Ego yang terdapat dalam bab ini, yaitu Fahri sempat berangan-angan siapa yang akan menjadi pendamping hidupnya, di antaranya Nurul, Maria, dan Aishah. Hal itu dapat dilihat pada kutipan berikut:
“Nurul dan teman-temannya orang jujur dan amanah….Tiba-tiba aku ingat ledekan si Rudi kemari, jangan-jangan dia orangnya!.... Congratulation Mas. She is the star, she is the true coise, she will be a good wife!”. Ah, tidak mungkin! Kutepis jauh-jauh pikiran yang hendak masuk. Memiliki isteri shalihah adalah dambaan. Tapi….ah, aku ini punguk dan dia adalah bulan. Aku ini gembel kotor dan dia adalah bidadari tanpa noda… (hal.140)”.

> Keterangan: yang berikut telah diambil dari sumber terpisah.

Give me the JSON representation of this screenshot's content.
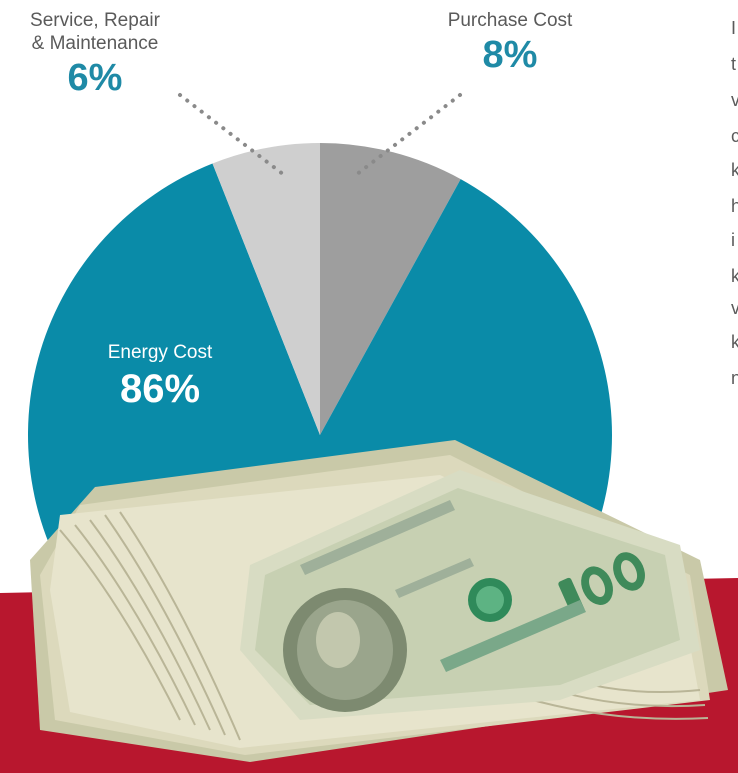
{
  "chart_data": {
    "type": "pie",
    "slices": [
      {
        "label": "Purchase Cost",
        "value": 8,
        "value_text": "8%",
        "color": "#9e9e9e"
      },
      {
        "label": "Energy Cost",
        "value": 86,
        "value_text": "86%",
        "color": "#0a8ba8"
      },
      {
        "label": "Service, Repair & Maintenance",
        "value": 6,
        "value_text": "6%",
        "color": "#cfcfcf"
      }
    ],
    "labels": {
      "service": [
        "Service, Repair",
        "& Maintenance"
      ]
    },
    "start_angle_deg": 0,
    "direction": "clockwise"
  },
  "colors": {
    "accent": "#1f8aa6",
    "banner": "#b8172e",
    "leader_dots": "#8a8a8a"
  },
  "side_text_fragments": [
    "I",
    "t",
    "v",
    "c",
    "k",
    "h",
    "i",
    "k",
    "v",
    "k",
    "n"
  ],
  "image": {
    "subject": "stack-of-hundred-dollar-bills"
  }
}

“….Lalu aku bergurau, “Kebetulan tidak ada gadis yang mau dekat denganku. Tak ada yang mau mengenalku dan baik denganku. Yang baik padaku malah Maria. Bagaimana Madame, kalau calonnya Maria?” (hal.143)”.
“Aisha juga bertanya apakah aku telah berkeluarga? Setelah selesai master apa yang akan aku kerjakan di Indonesia? Apakah aku akan melanjutkan S3? Aku menjawab apa yang bisa kujawab…. (143)”.
Menahan penderitaan selama di penjara. Setelah penangkapan Fahri, dia harus menjalani hari-harinya di penjara dengan penyiksaan, ditendang, dipukuli, dicambuk sudah menjadi santapan hariannya. Dia dipaksa untuk mengakui pemerkosaan atas Noura. Dengan keimanan yang kuat dia tidak gentar berpegang pada agama Allah. Dia tetap bungkam dan teguh pendirian. Hukuman yang diterimannya semakin menyakitkan. Dalam keadaan pemukulan yang bertubi-tubi, Fahri masih memikirkan nasib sitrinya sekarang.
Id yang terdapat dalam bagian ini adalah Fahri dipaksa untuk mengakui pemerkosaan atas Noura, yang tidak pernah dia lakukan. Dia dipukuli sampai berdarah-darah dan bibirnya pecah. Dia sempat kaget dan ditertawai oleh polisi itu ketika berkata jujur. Hal itu dapat dilihat pada kutipan berikut:
“…Seorang polisi hitam besar membentakku lalu menampar mukaku dengan seluruh kekuatan tangannya. Kurasakan darah mengalir dari hidungku. “Akui saja, kau yang memperkosa gadis bernama Noura yang jadi tetanggami di Hadayek Helwan pada jam setengah empat dini hari Kamis 8 Agustus yang lalu? Akui saja, atau kami paksa kau untuk mengaku! Jika kau mengakuinya maka urusannya akan cepat.” Kata-kata polisi itu membuatku kaget bukan main. Noura hamil dan aku yang dituduk memperkosanya. Sungguh celaka! (hal.307-308)”.
“…Tapi penjelasanku dianggap seolah suara keledai. Mereka malah tertawa. Dan menjadikan aku bulan-bulanan oleh hinaan, makian dan tamparan yang membuat bibirku pecah. (hal.308)”.
Super Ego yang terdapat dalam bagian ini adalah Fahri bersikeras tidak mengakui perbuatan bejat itu. Malah menantang polisi itu untuk dibawa ke meja hijau. Ketika Fahri dimaki-maki Fahri membalasnya dengan makian, sehingga membuat salah satu polisi geram dan memukul wajahnya. Hal itu dapat dilihat pada kutipan berikut:
“…Dan aku tidak mau mati dalam keadaan mengakui perbuatan biadan yang memang tidak pernah aku lakukan. “Kapten, aku memilih membuktikan di pengadilan bahwa aku tidak bersalah. Aku yakin negara ini punya undang-undang dan hukum.